Yes, say African bishops attending a meeting at the Vatican on Wednesday, Obama may be the one to save God’s peoples. According to a report in the Associated Press, Archbishop Gabriel Charles Palmer-Buckle of Accra, Ghana, sees the hand of Providence in the election of Barack Obama.
"It’s like the biblical story repeating itself," said the Archbishop, referring to Joseph, the son of Jacob being sold into slavery in Egypt and later emerging as Pharoah’s second in command and savior of his people. "We believe God has his own plans. God directs history," he continued. In the present case, Archbishop Palmer-Buckle has identified the hand of the Almighty in the election of Barack Obama. Somehow, he believes that Obama’s African heritage qualified him to be called of God to save America, Africa, and the world.

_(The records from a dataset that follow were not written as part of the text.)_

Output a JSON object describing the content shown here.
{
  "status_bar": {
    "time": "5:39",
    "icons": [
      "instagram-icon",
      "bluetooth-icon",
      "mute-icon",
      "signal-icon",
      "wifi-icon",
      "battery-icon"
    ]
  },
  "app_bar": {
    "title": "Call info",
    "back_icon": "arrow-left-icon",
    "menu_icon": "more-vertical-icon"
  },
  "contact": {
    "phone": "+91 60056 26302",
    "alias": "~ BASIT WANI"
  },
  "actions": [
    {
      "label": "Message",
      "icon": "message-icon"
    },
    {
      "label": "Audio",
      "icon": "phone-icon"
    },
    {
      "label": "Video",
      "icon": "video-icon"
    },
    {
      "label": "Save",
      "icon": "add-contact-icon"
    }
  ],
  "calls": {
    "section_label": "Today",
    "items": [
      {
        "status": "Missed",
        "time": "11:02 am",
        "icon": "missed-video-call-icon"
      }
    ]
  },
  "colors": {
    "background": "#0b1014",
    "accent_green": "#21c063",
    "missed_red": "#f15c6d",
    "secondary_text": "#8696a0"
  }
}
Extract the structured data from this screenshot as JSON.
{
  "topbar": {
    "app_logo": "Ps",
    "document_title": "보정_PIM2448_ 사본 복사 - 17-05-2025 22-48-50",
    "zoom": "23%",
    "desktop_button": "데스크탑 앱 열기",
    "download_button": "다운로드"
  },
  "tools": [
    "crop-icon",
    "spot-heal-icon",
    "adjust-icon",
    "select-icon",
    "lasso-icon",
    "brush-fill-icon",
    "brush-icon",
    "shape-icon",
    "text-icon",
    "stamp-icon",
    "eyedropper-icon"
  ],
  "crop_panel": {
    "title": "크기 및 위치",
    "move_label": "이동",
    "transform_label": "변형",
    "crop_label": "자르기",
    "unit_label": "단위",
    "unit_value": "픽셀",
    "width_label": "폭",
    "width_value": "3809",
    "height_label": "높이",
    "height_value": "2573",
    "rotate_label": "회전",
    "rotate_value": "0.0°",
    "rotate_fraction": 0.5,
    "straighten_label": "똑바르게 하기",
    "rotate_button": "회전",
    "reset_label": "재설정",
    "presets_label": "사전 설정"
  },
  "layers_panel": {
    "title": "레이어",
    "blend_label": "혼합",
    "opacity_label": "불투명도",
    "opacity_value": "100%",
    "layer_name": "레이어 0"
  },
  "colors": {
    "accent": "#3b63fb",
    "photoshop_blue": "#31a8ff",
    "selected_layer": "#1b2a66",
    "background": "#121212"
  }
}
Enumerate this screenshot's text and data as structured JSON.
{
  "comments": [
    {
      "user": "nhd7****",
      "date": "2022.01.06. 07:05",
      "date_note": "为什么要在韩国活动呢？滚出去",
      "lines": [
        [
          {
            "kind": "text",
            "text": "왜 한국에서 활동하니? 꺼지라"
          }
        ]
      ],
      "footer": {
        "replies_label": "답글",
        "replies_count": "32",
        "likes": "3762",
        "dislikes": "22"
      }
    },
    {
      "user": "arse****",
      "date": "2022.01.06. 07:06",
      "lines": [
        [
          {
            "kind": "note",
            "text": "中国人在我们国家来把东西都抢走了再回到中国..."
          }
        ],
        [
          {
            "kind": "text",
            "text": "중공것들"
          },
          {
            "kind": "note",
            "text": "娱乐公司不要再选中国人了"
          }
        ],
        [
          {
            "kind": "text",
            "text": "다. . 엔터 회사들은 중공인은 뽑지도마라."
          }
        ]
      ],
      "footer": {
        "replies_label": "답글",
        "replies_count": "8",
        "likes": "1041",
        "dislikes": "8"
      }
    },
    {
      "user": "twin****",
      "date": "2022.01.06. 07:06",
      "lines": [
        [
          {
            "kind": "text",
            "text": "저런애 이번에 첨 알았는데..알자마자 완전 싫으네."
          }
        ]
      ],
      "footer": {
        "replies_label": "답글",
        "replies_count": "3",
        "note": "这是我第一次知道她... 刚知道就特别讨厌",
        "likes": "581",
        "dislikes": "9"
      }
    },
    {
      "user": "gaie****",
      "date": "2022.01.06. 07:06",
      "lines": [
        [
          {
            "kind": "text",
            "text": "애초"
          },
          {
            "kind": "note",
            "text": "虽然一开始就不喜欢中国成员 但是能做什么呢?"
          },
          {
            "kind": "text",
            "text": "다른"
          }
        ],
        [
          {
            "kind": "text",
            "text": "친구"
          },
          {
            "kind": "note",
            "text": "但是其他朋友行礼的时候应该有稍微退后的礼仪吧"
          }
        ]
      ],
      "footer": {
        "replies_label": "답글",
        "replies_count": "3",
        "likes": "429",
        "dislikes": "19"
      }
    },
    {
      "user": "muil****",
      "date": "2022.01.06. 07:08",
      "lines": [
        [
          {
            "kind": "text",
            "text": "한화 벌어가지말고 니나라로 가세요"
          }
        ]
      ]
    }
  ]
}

This sort of talk of divine intervention in the American electoral process is antipodean to the position taken by many of the archbishop’s American brethren. Such opposition will not dissuade the archbishop of Ghana nor many of his African counterparts. The archbishop of Kinshasa, Congo, added his voice to the chorus of praise: "If the election of a black as head of the United States of America was a divine sign and a sign from the Holy Spirit for the reconciliation of races and ethnic groups for peaceful relations … this synod and the universal church would gain from not ignoring the primodial even of contemporary history which is far from being a banal game of political alliances." While it may not be a banal game of political alliances, it does seem a banal apotheosis of a man based solely on his father’s skin color.
Spring boarding off his brothers’ comments, Cardinal Peter Kodwo Appiah Turkson of Cape Coast, Ghana, also spoke at the three-day confab on the future of the Catholic Church in Africa and declared that thanks to the election of Barack Obama as President, he saw no reason now why there could not now be a black pope. There is something very disturbing in Cardinal Turkson’s lack of understanding of his own church’s theology. It makes reason gasp to think that God would be swayed by the color of a man’s skin when it came to choosing Saint Peter’s successor as His mouthpiece on Earth.
Finally, one of the African archbishops present at the conference spoke plainly so as not to disguise his true opinion of the realpolitik value of a black (or half black in the case of Barack Obama) President of the United States. He stated, "Obama has the authority to talk straight to our bad leaders and tell them they are messing up our countries. In Africa we are always happy when our brother is big."
These overt displays of racism on the part of several leaders in the Catholic Church should be shocking to the millions of devout members of that faith who would neither demonize nor deify a man because of the color of his skin. Furthermore, the tenor of the pronouncements made at the Vatican by these African priests from the very seat of the Bishop of Rome, should rightfully and loudly call down recriminations from those in authority over those who made such reprehensible comments.